L’apathie comme désaffection 

Pyrrhon recommandait l’indifférence comme méthode philosophique: la génération grunge en a fait son mentor.

Trois siècles avant Jésus-Christ, le penseur sceptique Pyrrhon d’Élis définit l’apathie comme une indifférence radicale vis à vis de l’environnement, une sorte de vide intérieur sidéral, une absence profonde d’intérêt. L’apathique manque d’énergie vitale et montre une désaffection générale pour son entourage. Les facultés langagières, techniques ou sociales sont intactes mais le sujet atteint ne trouve aucun ressort pour les exercer et se retrouve dans un état de démotivation profond. La Haute Autorité de Santé parle également d’émoussement affectif. 

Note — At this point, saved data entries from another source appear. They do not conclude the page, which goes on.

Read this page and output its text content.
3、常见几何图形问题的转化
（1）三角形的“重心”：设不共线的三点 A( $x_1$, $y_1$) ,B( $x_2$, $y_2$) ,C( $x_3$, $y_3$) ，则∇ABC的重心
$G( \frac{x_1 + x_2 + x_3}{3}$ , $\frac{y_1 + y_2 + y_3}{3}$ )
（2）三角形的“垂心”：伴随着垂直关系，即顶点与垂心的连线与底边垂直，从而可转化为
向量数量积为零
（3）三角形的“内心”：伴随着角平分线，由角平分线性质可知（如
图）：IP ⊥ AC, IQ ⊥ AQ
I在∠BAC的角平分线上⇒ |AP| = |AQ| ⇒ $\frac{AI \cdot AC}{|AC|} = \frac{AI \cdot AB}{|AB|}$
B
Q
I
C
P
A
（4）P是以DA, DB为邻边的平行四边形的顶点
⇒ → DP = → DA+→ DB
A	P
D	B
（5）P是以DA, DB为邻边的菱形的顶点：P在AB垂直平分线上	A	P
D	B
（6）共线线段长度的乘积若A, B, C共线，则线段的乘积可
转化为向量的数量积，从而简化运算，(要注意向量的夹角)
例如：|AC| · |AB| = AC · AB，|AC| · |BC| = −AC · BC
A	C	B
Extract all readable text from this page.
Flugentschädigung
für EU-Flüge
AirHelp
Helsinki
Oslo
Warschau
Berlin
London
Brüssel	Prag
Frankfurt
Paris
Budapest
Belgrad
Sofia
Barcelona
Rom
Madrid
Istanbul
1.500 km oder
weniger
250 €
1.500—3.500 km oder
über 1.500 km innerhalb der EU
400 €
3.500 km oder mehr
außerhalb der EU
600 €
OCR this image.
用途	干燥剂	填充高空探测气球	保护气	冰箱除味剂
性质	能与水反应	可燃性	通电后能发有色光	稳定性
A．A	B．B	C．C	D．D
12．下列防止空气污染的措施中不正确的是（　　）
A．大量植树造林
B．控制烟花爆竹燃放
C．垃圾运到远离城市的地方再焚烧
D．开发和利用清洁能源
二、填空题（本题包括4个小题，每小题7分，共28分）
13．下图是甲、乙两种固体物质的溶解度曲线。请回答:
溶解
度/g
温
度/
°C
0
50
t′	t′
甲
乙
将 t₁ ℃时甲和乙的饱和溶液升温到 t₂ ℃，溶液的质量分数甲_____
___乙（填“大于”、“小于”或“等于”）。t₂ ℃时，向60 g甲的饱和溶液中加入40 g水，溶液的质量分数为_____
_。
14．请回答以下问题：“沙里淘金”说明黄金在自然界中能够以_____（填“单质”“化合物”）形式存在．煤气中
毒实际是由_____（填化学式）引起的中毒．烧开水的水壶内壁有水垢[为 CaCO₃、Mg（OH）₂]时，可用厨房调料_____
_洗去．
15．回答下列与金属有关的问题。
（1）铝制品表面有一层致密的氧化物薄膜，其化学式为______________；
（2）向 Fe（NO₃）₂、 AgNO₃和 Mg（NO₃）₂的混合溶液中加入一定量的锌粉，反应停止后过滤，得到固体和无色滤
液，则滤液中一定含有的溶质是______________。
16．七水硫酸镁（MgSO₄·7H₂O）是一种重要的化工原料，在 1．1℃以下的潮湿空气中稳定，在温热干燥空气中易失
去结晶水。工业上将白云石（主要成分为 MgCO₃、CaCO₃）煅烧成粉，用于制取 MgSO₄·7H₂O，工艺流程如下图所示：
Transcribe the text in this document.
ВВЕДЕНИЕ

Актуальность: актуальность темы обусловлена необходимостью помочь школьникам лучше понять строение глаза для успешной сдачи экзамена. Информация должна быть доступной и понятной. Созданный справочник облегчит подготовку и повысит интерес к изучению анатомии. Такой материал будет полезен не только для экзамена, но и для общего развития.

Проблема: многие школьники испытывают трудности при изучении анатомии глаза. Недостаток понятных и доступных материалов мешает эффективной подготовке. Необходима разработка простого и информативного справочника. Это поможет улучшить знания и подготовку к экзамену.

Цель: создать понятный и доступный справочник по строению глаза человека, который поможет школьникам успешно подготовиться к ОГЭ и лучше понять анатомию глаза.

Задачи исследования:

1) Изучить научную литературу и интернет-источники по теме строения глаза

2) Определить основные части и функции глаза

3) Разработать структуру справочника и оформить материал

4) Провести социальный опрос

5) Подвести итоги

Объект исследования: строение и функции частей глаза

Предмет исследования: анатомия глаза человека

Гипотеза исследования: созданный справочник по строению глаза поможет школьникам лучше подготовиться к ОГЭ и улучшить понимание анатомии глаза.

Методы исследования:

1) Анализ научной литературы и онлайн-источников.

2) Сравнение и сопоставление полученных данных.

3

On ne peut donc pas confondre l’apathie avec le déficit de sensations qu’est l’anesthésie. L’HAS recommande d’ailleurs aux praticiens, et à juste titre, de bien vérifier « l’absence de handicap physique (cécité, surdité), de troubles moteurs, de réduction du niveau de conscience ». Le site Doctissimo parle d’abrasion affective, ce qui constitue une jolie formule, mais il associe également l’apathie à une perte d’initiative et de motivation résultant en une réduction de comportements dirigés vers un but, ce qui tend à la confondre avec ce que la clinique médiationniste désigne par l’aboulie, un trouble comme nous le verrons des fonctions supérieures que nous partageons avec l’animal. En revanche quand Doctissimo écrit « désertés par les émotions et par la moindre impulsion à agir, voire à réagir face aux évènements de la vie quotidienne, les patients subissent un manque d’intérêt pour toutes les activités », on est déjà plus en phase avec ce que nous recherchons: un mal qui frapperait à la source même de l’affection.

Gagnepain emprunte le terme de « tropisme » à la botanique: c’est la tendance d’un organisme à pousser vers un stimulus ou à s’en éloigner. On a là une réaction basique négative ou positive à l’environnement. Tropisme positif : l’organisme pousse vers la source favorable. Tropisme négatif: il s’éloigne du désagrément. La plante est ainsi attirée par la lumière ou par l’eau. Pour la gravité, ça se complique un peu: la racine présente un géotropisme positif et pousse vers le bas quand la tige et la feuille défie la gravité en poussant contre elle.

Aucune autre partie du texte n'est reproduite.